Header Ads

HTI Punya Konsep Sama Dengan ISIS, Tapi Beda Cara Mewujudkannya

acehbaru.com - Peperangan yang terjadi di timur tengah, di Iraq, Suriah, serta negara lain, yang dominan dan sangat terkenal adalah Isis. Negara Islam Irak dan Suriah (ISIS) tak ada yang berani mengatakan tidak punya modal. Pasalnya ia memiliki sejumlah persenjataan dan menguasai ladang minyak di kawasan Iraq dan Suriah.

Aktivitas mereka membuat media tak bisa berpaling memberitakan sehingga kelompok ini begitu terkenal, apalagi kemudian ditemukan jejaring yang disebut punya hubungan atau memang satuan kecil Isis di berbagai negara termasuk Indonesia.

Keberadaan organisasi Islam seperti Jamiah Islamiah dan JAT serta beberapa lagi yang sering dikaitkan berhubungan dengan faham jihat, membuat para anggota ditangkap.

Muncul lain lagi,  Gafatar, organisasi yang semula bernama Millata Abraham  merekrut anggeta dengan berbagai model itu. Setahun lalu MUI Aceh menfatwakan mereka sesat, tahun 2015 pemerintah Indonesia juga menyebutkan aliran mereka melenceng.

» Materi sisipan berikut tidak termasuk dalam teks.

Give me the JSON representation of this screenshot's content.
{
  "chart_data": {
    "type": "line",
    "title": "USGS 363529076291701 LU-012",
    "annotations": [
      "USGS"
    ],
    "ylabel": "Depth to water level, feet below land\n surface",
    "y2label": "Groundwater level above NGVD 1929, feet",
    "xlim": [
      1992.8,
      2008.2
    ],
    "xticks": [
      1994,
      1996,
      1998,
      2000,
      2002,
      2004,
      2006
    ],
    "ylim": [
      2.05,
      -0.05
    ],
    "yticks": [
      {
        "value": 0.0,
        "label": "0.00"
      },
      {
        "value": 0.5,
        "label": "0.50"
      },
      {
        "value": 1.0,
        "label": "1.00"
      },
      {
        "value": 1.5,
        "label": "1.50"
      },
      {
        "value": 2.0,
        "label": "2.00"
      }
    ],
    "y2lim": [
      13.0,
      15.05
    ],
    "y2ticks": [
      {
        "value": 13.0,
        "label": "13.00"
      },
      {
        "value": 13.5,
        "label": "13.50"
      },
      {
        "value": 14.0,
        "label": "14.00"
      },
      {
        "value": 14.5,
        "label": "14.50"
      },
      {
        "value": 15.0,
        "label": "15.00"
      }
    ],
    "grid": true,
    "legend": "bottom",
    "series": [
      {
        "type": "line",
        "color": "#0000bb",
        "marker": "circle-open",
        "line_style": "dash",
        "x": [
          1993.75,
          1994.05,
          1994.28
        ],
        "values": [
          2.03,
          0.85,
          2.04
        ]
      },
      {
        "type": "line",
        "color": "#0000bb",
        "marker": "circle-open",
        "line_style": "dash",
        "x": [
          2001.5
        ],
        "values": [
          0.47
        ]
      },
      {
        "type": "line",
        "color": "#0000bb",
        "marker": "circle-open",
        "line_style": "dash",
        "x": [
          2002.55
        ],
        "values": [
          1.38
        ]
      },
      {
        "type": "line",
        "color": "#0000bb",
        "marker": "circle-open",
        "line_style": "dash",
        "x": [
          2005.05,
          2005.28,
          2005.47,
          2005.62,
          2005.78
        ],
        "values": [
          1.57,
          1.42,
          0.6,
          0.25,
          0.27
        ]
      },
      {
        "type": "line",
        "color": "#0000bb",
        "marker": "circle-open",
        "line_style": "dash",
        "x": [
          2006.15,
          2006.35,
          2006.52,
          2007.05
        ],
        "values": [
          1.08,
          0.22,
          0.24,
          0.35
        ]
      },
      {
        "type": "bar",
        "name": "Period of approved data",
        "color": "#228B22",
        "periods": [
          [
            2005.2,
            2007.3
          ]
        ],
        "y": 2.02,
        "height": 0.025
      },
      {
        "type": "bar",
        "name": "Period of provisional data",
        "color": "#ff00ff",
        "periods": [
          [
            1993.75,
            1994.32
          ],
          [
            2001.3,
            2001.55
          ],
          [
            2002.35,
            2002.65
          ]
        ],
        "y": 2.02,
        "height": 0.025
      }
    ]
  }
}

Tentunya semua orang tidak bisa melihat sama semua organisasi Islam, dengan ditemukan beberapa organisasi menganut faham jihat radikal. Sudah pasti organisasi Islam lain punya pendapat berbeda dalam memperjuangkan kehidupan terbaik di dunia dan akhirat.

Situs TEMPO.CO  Minggu, 24 januari 2016 merilis pernyataan Anggota Lajnah Tsaqofiah DPP Hizbut Tahrir Indonesia, M. Shiddiq Al-Jawi, mengakui memiliki konsep perjuangan khilafah yang sama dengan Negara Islam Irak dan Suriah (ISIS). Namun Al-Jawi menegaskan, HTI punya sudut pandang berbeda menuju konsep negara khilafah tersebut. ISIS, ia membandingkan, berjuang lewat jihad dan peperangan untuk menegakkan khilafah.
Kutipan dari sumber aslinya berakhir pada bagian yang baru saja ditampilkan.